У нее есть свои тайные истоки. Шаламов долго думал, кому отправить стихи, написанные на Дусканье. Родным, жене? Но жена — любимая, драгоценная — поймет ли она по-настоящему эти совсем не любовные и не альбомные вирши своего «Варламки», который давно стал другим? Нет, эти стихи пусть прочтет и оценит серьезный поэт-профессионал! Кто? Асеев, Тихонов… Они уже недоступны, слишком официальны. А что, если это будет сам Пастернак? Горячо любимый, лелеемый в мыслях как главный поэт эпохи, как «живой Будда», в благородстве и чуткости которого сомнений никогда не возникало.

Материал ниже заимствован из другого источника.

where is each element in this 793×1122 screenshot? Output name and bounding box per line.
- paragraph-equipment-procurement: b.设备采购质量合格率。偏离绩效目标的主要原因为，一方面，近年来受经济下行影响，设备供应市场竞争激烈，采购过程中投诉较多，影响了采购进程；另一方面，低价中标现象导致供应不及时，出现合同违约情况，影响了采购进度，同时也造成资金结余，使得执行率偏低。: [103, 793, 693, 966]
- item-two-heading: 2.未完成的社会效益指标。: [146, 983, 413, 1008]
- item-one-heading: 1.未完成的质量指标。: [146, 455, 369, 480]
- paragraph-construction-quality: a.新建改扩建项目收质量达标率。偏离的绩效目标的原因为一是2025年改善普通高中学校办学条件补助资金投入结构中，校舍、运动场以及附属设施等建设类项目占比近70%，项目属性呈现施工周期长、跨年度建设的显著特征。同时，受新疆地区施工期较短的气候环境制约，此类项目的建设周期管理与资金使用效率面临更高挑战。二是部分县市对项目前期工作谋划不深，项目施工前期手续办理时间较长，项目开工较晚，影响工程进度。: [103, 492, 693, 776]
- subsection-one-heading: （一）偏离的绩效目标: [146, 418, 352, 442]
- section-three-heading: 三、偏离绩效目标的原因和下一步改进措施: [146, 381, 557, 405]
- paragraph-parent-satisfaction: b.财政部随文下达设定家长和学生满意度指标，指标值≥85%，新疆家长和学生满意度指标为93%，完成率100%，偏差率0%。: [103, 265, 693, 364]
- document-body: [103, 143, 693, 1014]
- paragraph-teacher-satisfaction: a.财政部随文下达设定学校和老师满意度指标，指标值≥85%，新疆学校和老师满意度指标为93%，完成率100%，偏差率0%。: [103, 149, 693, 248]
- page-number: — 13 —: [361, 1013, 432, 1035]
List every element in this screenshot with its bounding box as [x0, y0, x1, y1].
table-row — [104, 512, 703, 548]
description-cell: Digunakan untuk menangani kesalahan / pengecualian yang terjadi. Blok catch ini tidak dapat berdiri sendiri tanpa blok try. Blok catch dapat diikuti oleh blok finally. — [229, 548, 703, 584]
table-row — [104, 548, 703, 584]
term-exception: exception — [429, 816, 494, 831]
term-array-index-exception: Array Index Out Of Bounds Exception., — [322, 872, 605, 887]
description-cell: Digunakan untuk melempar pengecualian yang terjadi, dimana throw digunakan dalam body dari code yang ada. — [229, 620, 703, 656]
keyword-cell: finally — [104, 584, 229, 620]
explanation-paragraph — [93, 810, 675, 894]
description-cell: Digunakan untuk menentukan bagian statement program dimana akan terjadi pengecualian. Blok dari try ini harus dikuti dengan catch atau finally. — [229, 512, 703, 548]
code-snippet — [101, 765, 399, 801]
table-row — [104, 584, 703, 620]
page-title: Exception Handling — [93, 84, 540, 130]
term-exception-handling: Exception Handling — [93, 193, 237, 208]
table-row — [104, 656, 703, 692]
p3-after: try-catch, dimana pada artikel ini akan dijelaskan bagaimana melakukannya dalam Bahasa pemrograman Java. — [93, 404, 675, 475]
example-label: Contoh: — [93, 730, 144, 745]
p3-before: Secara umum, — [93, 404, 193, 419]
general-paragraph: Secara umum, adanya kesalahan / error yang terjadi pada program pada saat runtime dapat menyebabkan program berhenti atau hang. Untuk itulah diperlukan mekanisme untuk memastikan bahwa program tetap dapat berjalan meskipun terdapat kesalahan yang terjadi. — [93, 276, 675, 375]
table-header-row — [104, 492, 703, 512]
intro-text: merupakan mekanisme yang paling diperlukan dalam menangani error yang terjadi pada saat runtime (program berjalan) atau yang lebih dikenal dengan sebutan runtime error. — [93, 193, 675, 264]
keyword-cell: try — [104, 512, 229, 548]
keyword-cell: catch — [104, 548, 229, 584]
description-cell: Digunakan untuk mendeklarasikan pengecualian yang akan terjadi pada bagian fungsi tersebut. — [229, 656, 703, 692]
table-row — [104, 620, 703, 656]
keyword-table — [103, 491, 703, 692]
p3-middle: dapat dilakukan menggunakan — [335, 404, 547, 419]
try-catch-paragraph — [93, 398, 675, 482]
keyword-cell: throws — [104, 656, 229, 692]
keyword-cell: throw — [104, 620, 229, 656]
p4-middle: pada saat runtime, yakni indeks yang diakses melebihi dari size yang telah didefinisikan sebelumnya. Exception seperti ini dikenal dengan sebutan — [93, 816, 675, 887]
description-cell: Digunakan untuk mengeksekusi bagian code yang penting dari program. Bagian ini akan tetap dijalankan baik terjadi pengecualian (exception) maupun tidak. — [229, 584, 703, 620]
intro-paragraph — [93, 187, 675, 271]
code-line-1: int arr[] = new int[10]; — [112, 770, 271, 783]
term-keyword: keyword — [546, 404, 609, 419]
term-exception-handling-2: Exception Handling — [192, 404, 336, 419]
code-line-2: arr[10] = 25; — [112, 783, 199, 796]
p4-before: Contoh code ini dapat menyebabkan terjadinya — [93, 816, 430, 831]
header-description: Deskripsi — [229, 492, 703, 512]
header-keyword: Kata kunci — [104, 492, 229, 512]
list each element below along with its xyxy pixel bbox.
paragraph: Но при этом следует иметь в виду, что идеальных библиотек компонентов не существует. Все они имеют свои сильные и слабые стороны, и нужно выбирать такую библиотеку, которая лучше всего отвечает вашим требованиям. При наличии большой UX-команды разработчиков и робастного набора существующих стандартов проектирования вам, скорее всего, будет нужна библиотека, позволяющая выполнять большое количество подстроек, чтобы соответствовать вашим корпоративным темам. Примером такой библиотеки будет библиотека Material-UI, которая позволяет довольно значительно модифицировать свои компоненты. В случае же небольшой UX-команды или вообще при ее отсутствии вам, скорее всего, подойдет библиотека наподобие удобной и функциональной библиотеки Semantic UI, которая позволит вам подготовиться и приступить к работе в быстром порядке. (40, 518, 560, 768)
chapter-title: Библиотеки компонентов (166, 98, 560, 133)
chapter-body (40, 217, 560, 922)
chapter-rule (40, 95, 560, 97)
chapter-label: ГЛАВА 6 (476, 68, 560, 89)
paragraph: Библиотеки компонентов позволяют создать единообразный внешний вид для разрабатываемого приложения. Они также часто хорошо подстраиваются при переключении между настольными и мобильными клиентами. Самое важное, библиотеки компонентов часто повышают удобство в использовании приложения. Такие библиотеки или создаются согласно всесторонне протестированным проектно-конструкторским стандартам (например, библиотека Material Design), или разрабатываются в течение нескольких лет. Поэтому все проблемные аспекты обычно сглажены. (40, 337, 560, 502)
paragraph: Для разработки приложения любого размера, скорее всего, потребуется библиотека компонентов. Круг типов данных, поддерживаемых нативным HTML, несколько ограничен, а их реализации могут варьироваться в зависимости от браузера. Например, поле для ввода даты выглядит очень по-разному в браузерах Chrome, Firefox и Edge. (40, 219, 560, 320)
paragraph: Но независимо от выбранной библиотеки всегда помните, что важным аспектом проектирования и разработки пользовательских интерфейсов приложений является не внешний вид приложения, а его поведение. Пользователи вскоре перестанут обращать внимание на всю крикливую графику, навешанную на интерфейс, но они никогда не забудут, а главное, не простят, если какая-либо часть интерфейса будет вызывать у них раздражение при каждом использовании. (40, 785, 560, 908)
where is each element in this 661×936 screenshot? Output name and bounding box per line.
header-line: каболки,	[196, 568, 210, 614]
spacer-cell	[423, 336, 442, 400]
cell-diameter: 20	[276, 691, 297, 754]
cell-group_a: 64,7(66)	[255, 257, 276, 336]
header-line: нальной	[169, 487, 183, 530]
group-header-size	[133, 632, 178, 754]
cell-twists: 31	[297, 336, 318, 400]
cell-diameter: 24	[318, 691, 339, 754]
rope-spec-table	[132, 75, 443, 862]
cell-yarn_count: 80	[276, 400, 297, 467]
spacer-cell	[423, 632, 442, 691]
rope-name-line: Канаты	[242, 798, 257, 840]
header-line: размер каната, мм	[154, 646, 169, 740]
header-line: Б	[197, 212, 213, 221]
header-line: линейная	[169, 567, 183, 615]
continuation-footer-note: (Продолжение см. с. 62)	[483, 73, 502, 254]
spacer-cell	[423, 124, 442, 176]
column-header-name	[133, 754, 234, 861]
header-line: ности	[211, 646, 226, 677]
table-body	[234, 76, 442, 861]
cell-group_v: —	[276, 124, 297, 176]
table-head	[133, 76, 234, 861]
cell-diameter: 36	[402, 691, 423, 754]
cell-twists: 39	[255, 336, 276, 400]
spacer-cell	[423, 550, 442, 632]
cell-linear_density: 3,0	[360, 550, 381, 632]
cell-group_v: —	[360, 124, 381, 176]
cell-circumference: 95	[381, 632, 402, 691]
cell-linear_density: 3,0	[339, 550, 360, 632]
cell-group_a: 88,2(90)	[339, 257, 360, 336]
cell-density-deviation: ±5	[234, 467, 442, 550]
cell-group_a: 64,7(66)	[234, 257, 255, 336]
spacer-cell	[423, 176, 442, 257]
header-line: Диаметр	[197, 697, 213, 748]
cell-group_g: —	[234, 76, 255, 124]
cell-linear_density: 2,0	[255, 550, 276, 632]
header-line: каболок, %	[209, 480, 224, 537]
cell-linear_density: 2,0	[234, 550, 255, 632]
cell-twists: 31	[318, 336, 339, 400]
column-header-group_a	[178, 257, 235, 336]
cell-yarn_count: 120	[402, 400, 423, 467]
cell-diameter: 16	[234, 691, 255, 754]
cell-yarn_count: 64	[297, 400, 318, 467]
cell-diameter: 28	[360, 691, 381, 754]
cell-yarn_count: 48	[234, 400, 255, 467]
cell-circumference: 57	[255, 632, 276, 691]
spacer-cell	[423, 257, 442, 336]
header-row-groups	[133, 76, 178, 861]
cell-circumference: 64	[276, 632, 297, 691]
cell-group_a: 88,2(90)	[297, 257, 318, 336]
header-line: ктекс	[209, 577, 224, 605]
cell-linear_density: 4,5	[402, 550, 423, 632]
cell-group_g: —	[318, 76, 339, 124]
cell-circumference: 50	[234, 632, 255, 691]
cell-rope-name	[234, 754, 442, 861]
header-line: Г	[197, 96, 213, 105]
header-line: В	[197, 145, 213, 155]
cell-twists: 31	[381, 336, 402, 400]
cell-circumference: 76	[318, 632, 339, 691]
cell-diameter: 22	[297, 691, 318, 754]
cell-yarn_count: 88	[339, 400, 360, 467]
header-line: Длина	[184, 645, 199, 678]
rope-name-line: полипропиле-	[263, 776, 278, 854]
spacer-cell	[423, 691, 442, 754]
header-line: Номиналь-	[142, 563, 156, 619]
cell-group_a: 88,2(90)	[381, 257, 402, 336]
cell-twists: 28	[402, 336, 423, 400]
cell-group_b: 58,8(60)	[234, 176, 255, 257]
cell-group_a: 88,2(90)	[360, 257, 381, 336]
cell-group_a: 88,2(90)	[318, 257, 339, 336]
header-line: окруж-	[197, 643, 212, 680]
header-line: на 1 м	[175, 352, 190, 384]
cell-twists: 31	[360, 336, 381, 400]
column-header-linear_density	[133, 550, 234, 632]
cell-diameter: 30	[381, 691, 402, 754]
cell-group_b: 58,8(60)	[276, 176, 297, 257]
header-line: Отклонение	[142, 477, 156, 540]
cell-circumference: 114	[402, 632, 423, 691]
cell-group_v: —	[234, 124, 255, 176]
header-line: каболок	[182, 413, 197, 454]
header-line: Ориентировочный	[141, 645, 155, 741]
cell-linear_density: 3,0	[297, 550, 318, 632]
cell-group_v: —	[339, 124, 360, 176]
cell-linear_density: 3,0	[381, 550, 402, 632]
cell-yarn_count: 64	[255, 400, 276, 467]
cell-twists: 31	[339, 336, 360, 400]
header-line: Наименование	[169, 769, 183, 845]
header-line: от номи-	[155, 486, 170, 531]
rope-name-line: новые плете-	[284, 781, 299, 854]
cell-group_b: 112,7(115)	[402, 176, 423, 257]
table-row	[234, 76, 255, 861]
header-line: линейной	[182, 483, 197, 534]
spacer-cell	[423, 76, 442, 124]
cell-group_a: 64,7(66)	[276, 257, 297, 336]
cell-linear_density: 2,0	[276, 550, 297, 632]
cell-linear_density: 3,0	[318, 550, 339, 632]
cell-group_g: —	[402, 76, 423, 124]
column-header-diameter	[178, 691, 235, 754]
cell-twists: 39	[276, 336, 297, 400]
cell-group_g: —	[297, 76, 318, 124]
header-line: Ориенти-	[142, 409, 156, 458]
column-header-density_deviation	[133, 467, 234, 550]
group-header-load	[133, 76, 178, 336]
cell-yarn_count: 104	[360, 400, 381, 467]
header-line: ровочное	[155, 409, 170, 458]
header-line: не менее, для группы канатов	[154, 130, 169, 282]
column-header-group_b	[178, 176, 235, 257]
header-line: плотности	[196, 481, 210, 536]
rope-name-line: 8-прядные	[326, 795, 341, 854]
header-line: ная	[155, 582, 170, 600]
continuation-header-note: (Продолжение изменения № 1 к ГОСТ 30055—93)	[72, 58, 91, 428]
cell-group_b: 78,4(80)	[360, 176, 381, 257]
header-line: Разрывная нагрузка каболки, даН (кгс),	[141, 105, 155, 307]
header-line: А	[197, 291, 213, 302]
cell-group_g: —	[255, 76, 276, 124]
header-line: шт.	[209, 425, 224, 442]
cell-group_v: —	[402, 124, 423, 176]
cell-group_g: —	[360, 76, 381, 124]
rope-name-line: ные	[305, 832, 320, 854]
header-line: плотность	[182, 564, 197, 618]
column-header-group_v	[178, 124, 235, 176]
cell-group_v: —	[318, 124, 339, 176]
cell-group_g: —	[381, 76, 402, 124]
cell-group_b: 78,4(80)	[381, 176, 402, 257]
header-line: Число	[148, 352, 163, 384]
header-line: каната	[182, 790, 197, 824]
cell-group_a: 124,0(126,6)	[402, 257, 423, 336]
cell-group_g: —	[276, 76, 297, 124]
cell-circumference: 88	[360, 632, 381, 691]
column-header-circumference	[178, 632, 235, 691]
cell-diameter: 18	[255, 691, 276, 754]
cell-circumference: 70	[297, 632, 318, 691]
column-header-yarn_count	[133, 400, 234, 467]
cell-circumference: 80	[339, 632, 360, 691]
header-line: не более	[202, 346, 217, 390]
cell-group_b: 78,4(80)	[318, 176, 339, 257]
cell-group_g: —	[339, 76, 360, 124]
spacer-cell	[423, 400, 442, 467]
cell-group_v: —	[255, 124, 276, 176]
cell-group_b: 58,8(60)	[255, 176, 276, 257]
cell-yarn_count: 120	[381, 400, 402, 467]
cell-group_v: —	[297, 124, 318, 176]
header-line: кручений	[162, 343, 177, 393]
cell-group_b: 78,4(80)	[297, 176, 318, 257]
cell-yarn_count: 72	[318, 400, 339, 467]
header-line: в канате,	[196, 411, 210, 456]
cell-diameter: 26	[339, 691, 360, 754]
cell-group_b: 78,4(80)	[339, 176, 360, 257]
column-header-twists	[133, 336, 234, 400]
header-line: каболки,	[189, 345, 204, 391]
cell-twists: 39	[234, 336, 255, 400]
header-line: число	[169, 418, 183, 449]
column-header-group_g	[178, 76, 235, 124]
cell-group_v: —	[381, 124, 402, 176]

Ирреальность замысла — неведомый поэт с Крайнего Севера, еще не знающий окончательно своей судьбы, посылает свои стихи великану литературы, живущему в Москве, за десять тысяч километров, — вполне соответствует духу Шаламова, который внезапно и вполне правомерно осознал свою цену в поэзии — не преуменьшая и не преувеличивая ее, — полагая, что поэты лучше поймут друг друга, нежели какие-либо редакторы. Но посылать почтой — это посылать в неизвестность: любой почтмейстер (в погонах) может вскрыть пакет и передать его в НКВД. Поэтому посылать нужно только с оказией, с надежным человеком, который не станет задавать лишних вопросов.

Такой человек нашелся — Е. А. Мамучашвили, улетавшая самолетом в феврале 1952 года в шестимесячный отпуск на материк. Их отношения в больнице были вполне доверительными, и она без колебаний — ее обыскивать не станут — взяла с собой обычный, никак не маркированный пакет, перевязанный крест-накрест бечевкой (для Пастернака), и сопроводительное письмо Шаламова жене.

В письме Пастернаку, вложенном в пакет, Шаламов писал:

«Борис Леонидович.

Примите эти книжки, которые никогда не будут напечатаны и изданы. Это лишь скромное свидетельство моего бесконечного уважения и любви к поэту, стихами которого я жил в течение двадцати лет.